The Centre Cannot Hold
I'm writing this instead of the film I'm supposed to be writing. I'm writing this instead of doing anything useful. The sun has finally reached Northern Ireland. I'm sat in my office, with the window open, so I can serenade the neighbours in their garden with David Bowie's Blackstar. There is a huge vase of white lilies in a green glass jug on the table next to me, the thick drooping stamens, sticky with tobacco coloured pollen. Its curling white flesh is latticed with veins in the sunlight. Lilies are my favourite flowers, but they are morbid buggers: that sickly sweet smell, their marble skin, the sumptuous decay. I'm thinking about death. There's a lot of it about, even on a sunny day.

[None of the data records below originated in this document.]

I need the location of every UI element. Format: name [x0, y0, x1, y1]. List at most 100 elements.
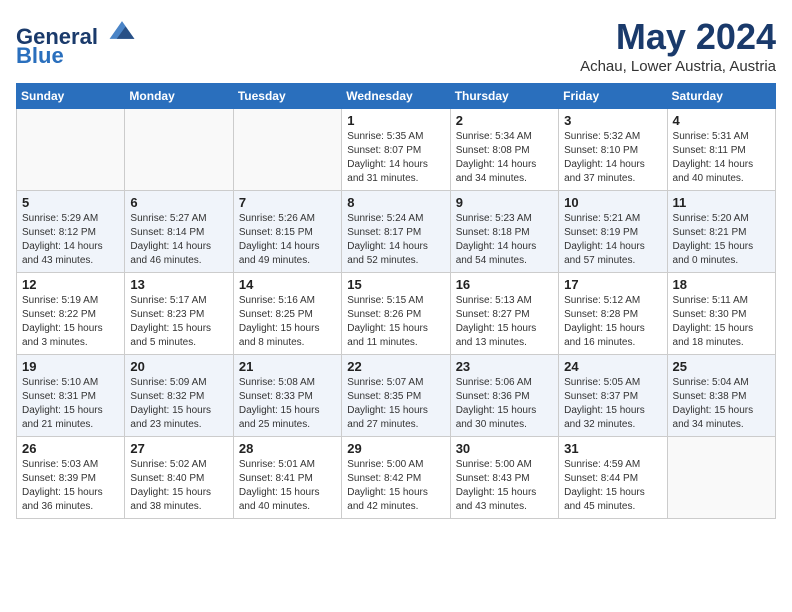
day-number: 28 — [239, 441, 336, 456]
day-number: 22 — [347, 359, 444, 374]
day-cell: 12 Sunrise: 5:19 AMSunset: 8:22 PMDayligh… — [17, 273, 125, 355]
day-number: 19 — [22, 359, 119, 374]
day-number: 24 — [564, 359, 661, 374]
weekday-header-saturday: Saturday — [667, 84, 775, 109]
week-row-5: 26 Sunrise: 5:03 AMSunset: 8:39 PMDayligh… — [17, 437, 776, 519]
day-info: Sunrise: 5:04 AMSunset: 8:38 PMDaylight:… — [673, 376, 770, 432]
day-info: Sunrise: 5:11 AMSunset: 8:30 PMDaylight:… — [673, 294, 770, 350]
day-cell: 21 Sunrise: 5:08 AMSunset: 8:33 PMDayligh… — [233, 355, 341, 437]
day-cell: 9 Sunrise: 5:23 AMSunset: 8:18 PMDaylight… — [450, 191, 558, 273]
day-info: Sunrise: 5:15 AMSunset: 8:26 PMDaylight:… — [347, 294, 444, 350]
day-cell: 26 Sunrise: 5:03 AMSunset: 8:39 PMDayligh… — [17, 437, 125, 519]
day-cell: 3 Sunrise: 5:32 AMSunset: 8:10 PMDaylight… — [559, 109, 667, 191]
day-info: Sunrise: 5:20 AMSunset: 8:21 PMDaylight:… — [673, 212, 770, 268]
calendar-body: 1 Sunrise: 5:35 AMSunset: 8:07 PMDaylight… — [17, 109, 776, 519]
day-cell: 28 Sunrise: 5:01 AMSunset: 8:41 PMDayligh… — [233, 437, 341, 519]
day-info: Sunrise: 5:34 AMSunset: 8:08 PMDaylight:… — [456, 130, 553, 186]
day-cell — [233, 109, 341, 191]
day-number: 9 — [456, 195, 553, 210]
day-cell: 8Sunrise: 5:24 AMSunset: 8:17 PMDaylight… — [342, 191, 450, 273]
day-info: Sunrise: 5:05 AMSunset: 8:37 PMDaylight:… — [564, 376, 661, 432]
day-info: Sunrise: 5:21 AMSunset: 8:19 PMDaylight:… — [564, 212, 661, 268]
day-info: Sunrise: 5:03 AMSunset: 8:39 PMDaylight:… — [22, 458, 119, 514]
day-number: 5 — [22, 195, 119, 210]
day-number: 7 — [239, 195, 336, 210]
day-number: 6 — [130, 195, 227, 210]
day-cell: 1 Sunrise: 5:35 AMSunset: 8:07 PMDaylight… — [342, 109, 450, 191]
day-cell: 23Sunrise: 5:06 AMSunset: 8:36 PMDayligh… — [450, 355, 558, 437]
day-number: 29 — [347, 441, 444, 456]
weekday-header-sunday: Sunday — [17, 84, 125, 109]
page-header: General Blue May 2024 Achau, Lower Austr… — [16, 16, 776, 75]
day-info: Sunrise: 5:26 AMSunset: 8:15 PMDaylight:… — [239, 212, 336, 268]
title-block: May 2024 Achau, Lower Austria, Austria — [580, 16, 776, 75]
logo: General Blue — [16, 16, 138, 69]
day-number: 3 — [564, 113, 661, 128]
day-cell: 2 Sunrise: 5:34 AMSunset: 8:08 PMDaylight… — [450, 109, 558, 191]
month-title: May 2024 — [580, 16, 776, 58]
day-number: 15 — [347, 277, 444, 292]
day-number: 4 — [673, 113, 770, 128]
day-number: 21 — [239, 359, 336, 374]
day-info: Sunrise: 5:09 AMSunset: 8:32 PMDaylight:… — [130, 376, 227, 432]
day-info: Sunrise: 5:29 AMSunset: 8:12 PMDaylight:… — [22, 212, 119, 268]
week-row-3: 12 Sunrise: 5:19 AMSunset: 8:22 PMDayligh… — [17, 273, 776, 355]
day-number: 2 — [456, 113, 553, 128]
day-cell: 11 Sunrise: 5:20 AMSunset: 8:21 PMDayligh… — [667, 191, 775, 273]
day-info: Sunrise: 5:32 AMSunset: 8:10 PMDaylight:… — [564, 130, 661, 186]
day-cell: 16 Sunrise: 5:13 AMSunset: 8:27 PMDayligh… — [450, 273, 558, 355]
weekday-header-thursday: Thursday — [450, 84, 558, 109]
day-number: 12 — [22, 277, 119, 292]
day-cell — [125, 109, 233, 191]
day-cell: 24 Sunrise: 5:05 AMSunset: 8:37 PMDayligh… — [559, 355, 667, 437]
day-info: Sunrise: 5:10 AMSunset: 8:31 PMDaylight:… — [22, 376, 119, 432]
day-info: Sunrise: 5:13 AMSunset: 8:27 PMDaylight:… — [456, 294, 553, 350]
day-number: 10 — [564, 195, 661, 210]
day-cell: 18Sunrise: 5:11 AMSunset: 8:30 PMDayligh… — [667, 273, 775, 355]
day-info: Sunrise: 5:00 AMSunset: 8:43 PMDaylight:… — [456, 458, 553, 514]
week-row-4: 19 Sunrise: 5:10 AMSunset: 8:31 PMDayligh… — [17, 355, 776, 437]
day-cell: 27Sunrise: 5:02 AMSunset: 8:40 PMDayligh… — [125, 437, 233, 519]
day-number: 20 — [130, 359, 227, 374]
day-info: Sunrise: 5:17 AMSunset: 8:23 PMDaylight:… — [130, 294, 227, 350]
day-number: 26 — [22, 441, 119, 456]
day-cell: 14Sunrise: 5:16 AMSunset: 8:25 PMDayligh… — [233, 273, 341, 355]
week-row-1: 1 Sunrise: 5:35 AMSunset: 8:07 PMDaylight… — [17, 109, 776, 191]
day-cell: 13 Sunrise: 5:17 AMSunset: 8:23 PMDayligh… — [125, 273, 233, 355]
day-number: 11 — [673, 195, 770, 210]
day-cell: 20 Sunrise: 5:09 AMSunset: 8:32 PMDayligh… — [125, 355, 233, 437]
day-info: Sunrise: 5:19 AMSunset: 8:22 PMDaylight:… — [22, 294, 119, 350]
day-cell: 30 Sunrise: 5:00 AMSunset: 8:43 PMDayligh… — [450, 437, 558, 519]
day-info: Sunrise: 5:35 AMSunset: 8:07 PMDaylight:… — [347, 130, 444, 186]
day-number: 16 — [456, 277, 553, 292]
weekday-header-row: SundayMondayTuesdayWednesdayThursdayFrid… — [17, 84, 776, 109]
day-info: Sunrise: 5:31 AMSunset: 8:11 PMDaylight:… — [673, 130, 770, 186]
day-number: 17 — [564, 277, 661, 292]
day-cell — [667, 437, 775, 519]
day-info: Sunrise: 5:23 AMSunset: 8:18 PMDaylight:… — [456, 212, 553, 268]
day-cell: 7 Sunrise: 5:26 AMSunset: 8:15 PMDaylight… — [233, 191, 341, 273]
day-number: 13 — [130, 277, 227, 292]
day-number: 31 — [564, 441, 661, 456]
day-info: Sunrise: 5:24 AMSunset: 8:17 PMDaylight:… — [347, 212, 444, 268]
weekday-header-friday: Friday — [559, 84, 667, 109]
day-cell: 19 Sunrise: 5:10 AMSunset: 8:31 PMDayligh… — [17, 355, 125, 437]
day-cell: 5 Sunrise: 5:29 AMSunset: 8:12 PMDaylight… — [17, 191, 125, 273]
day-cell: 29Sunrise: 5:00 AMSunset: 8:42 PMDayligh… — [342, 437, 450, 519]
day-number: 30 — [456, 441, 553, 456]
day-number: 25 — [673, 359, 770, 374]
day-number: 1 — [347, 113, 444, 128]
day-number: 27 — [130, 441, 227, 456]
day-cell — [17, 109, 125, 191]
logo-icon — [106, 16, 138, 44]
day-cell: 10 Sunrise: 5:21 AMSunset: 8:19 PMDayligh… — [559, 191, 667, 273]
weekday-header-monday: Monday — [125, 84, 233, 109]
day-cell: 15 Sunrise: 5:15 AMSunset: 8:26 PMDayligh… — [342, 273, 450, 355]
day-info: Sunrise: 5:01 AMSunset: 8:41 PMDaylight:… — [239, 458, 336, 514]
location: Achau, Lower Austria, Austria — [580, 58, 776, 75]
day-number: 23 — [456, 359, 553, 374]
weekday-header-tuesday: Tuesday — [233, 84, 341, 109]
day-cell: 22Sunrise: 5:07 AMSunset: 8:35 PMDayligh… — [342, 355, 450, 437]
day-info: Sunrise: 5:08 AMSunset: 8:33 PMDaylight:… — [239, 376, 336, 432]
day-cell: 25 Sunrise: 5:04 AMSunset: 8:38 PMDayligh… — [667, 355, 775, 437]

Susan and I went into town yesterday. A date day. The sun makes the Irish countryside beautiful. Because it rains all the time, this place never looks washed out, its always splendidly verdant, the rolling mossy hills, the brilliant trees. Never sallow or faded. That's the country. There is no such "beauty face" for the urban environment. Belfast is ugly. It suits the rain. It is glinting and amphibious, a bejeweled toad. In the sunshine its cracks are exposed. Its decrepitude manifest, its lack of self regard obvious. It's let itself go. It stinks.
There are good places in the town, but the connective tissue between them is diseased. There's no way of avoiding it, the arterial routes are rotten. All is scaffolding, uncompleted building projects, closed, boarded up shops, dead pubs, rubble. Stink.
I'm sure it's the same everywhere. But I don't live everywhere. I live here. Except, I don't - it's August and I've been in the town centre three times this year. I've spent more time in Galway. The Burger King next to M&S has been closed since January and I didn't know. How does Burger King go out of business? The only shops that seemed to be doing business were Centra (gangs of teenagers standing around outside - I don't know whether that's good for trade or not) and Carolls, the Irish tat shop. In the past month I've been to Dublin, Galway and Belfast and Carrolls was doing a roaring trade in all of them - people buying Aran sweaters in a heatwave. I will never understand people. This might have impacted on my work.
There is a general sense that everything is getting worse all the time. I live in a country without a government that relies on another country with no government for money. Consequently there is no money. Deals here are done in back rooms, envelopes are exchanged, mysterious fires happen, Belfast loses its historic buildings and half completed hotels for nobody rear their ugly heads. Businessmen, rev their Audis, and flash a Rylan smile into the review mirror.
Over the Irish sea two liars lie to appease the basest desires of the worst people you've ever met (I'm from the south of England - I've met them) so they might further derail the country, as they have done for the last 12 years. We will never be rid of them because this is what the English people want. It's all they've ever wanted. They've laid siege to themselves. They've dragged back the ladder, slammed down the Port Cullis, and they're waiting now for disease and cannibalism to consume them, unaware or unbothered, that there is no one beyond the gates. No one wants to sack the castle - they have nothing anybody needs.
This is worse than usual. Apologies. A friend appears to be dying. So I'm thinking about death. The start, the middle, the ending of death. I don't consider it a Great Adventure, more a massive disappointment.